The first G.O.P. member to pick up on this was Susan Baker, who had the ability to get the White House's attention because she's the wife of James Baker, chief of staff to Ronald Reagan, Secretary of State to Bush's father and, more important, the guy who ran W.'s election-after-the-election campaign in Florida. Baker is co-chairwoman of the National Alliance to End Homelessness, a cause in which she became interested in the early '80s, when she got involved in organizing D.C. food banks.
Baker read a 1998 study by University of Pennsylvania professor of social work Dennis Culhane that suggested that the most efficient solution to homelessness was to provide permanent housing to the "chronic homeless"--those helpless cases, usually the mentally ill, substance abusers or very sick--who will probably be homeless for life. The study found the chronic homeless make temporary shelters their long-term home; they take up 50% of the beds each year, even though they make up 10% of the homeless population. Culhane's idea appeals to conservatives: it has had proved results in 20-year-old projects across the country; it gets the really hard-to-look-at people off the street; and it saves money, because administrative costs make it more expensive to put up people at a shelter than to give them their own apartment (sheltering a homeless person on a cot in a New York City shelter, for example, costs on average $1,800 a month). It's similar to the problem faced by hospitals, where the uninsured use ambulances and emergency rooms as a very expensive version of primary care. Culhane's finding is also attractive in its simple if unspoken logic: because the mentally ill were put out into the street after the public discovered the abuses in mental hospitals and J.F.K. passed the 1963 Community Health Center Act, which deinstitutionalized 430,000 people, the plan really amounts to building much nicer, voluntary mental hospitals.

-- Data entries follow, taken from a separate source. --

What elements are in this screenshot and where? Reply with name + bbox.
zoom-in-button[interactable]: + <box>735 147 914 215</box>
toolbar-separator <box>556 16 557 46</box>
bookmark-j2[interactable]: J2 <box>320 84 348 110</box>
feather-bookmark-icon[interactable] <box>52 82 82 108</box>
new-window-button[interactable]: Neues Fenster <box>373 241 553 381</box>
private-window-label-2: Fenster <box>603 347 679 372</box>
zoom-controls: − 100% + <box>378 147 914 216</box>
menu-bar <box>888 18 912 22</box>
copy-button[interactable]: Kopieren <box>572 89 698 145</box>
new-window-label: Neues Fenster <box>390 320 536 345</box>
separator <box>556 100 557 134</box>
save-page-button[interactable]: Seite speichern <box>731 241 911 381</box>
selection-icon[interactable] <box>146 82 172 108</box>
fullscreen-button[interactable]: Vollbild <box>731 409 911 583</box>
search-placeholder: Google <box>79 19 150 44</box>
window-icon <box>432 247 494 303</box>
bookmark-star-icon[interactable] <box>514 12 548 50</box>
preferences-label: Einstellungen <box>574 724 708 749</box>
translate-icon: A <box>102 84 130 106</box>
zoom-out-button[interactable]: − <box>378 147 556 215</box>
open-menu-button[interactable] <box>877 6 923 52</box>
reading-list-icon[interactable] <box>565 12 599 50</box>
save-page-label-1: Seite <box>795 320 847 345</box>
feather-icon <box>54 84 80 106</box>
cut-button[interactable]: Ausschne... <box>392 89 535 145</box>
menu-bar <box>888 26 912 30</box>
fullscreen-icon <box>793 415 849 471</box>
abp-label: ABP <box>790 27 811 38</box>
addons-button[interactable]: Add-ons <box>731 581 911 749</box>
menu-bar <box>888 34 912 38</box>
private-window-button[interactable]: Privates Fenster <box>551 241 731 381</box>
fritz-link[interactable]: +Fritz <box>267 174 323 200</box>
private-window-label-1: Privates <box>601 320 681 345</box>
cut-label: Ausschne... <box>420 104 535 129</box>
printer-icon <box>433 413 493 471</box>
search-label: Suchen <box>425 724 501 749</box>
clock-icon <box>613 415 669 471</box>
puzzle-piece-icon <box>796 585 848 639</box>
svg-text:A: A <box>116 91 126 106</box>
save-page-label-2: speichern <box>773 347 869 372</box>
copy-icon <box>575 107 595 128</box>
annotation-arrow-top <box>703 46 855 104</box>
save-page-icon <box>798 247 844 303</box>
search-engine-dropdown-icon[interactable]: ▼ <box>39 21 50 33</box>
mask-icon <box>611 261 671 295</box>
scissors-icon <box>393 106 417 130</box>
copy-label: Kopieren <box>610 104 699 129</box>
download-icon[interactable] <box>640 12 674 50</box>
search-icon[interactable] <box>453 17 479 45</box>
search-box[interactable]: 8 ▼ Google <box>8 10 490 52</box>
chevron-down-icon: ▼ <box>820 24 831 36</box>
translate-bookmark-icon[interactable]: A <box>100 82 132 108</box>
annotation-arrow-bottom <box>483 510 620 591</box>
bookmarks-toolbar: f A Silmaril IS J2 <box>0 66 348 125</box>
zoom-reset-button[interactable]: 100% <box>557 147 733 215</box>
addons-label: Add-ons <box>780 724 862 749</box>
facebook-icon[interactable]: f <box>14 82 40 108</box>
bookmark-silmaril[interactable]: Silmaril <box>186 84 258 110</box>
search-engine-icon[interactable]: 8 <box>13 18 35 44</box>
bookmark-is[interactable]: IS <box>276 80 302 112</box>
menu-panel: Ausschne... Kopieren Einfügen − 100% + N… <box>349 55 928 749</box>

Three weeks after Bush named Mel Martinez his HUD Secretary, Baker landed a meeting with him. She sold him Culhane's research, arguing that with just 200,000 apartments, the Administration could end chronic homelessness in 10 years. The meeting went so well that the plan became Bush's official stance on homelessness: the 2003 budget has four paragraphs promising to end chronic homelessness in a decade.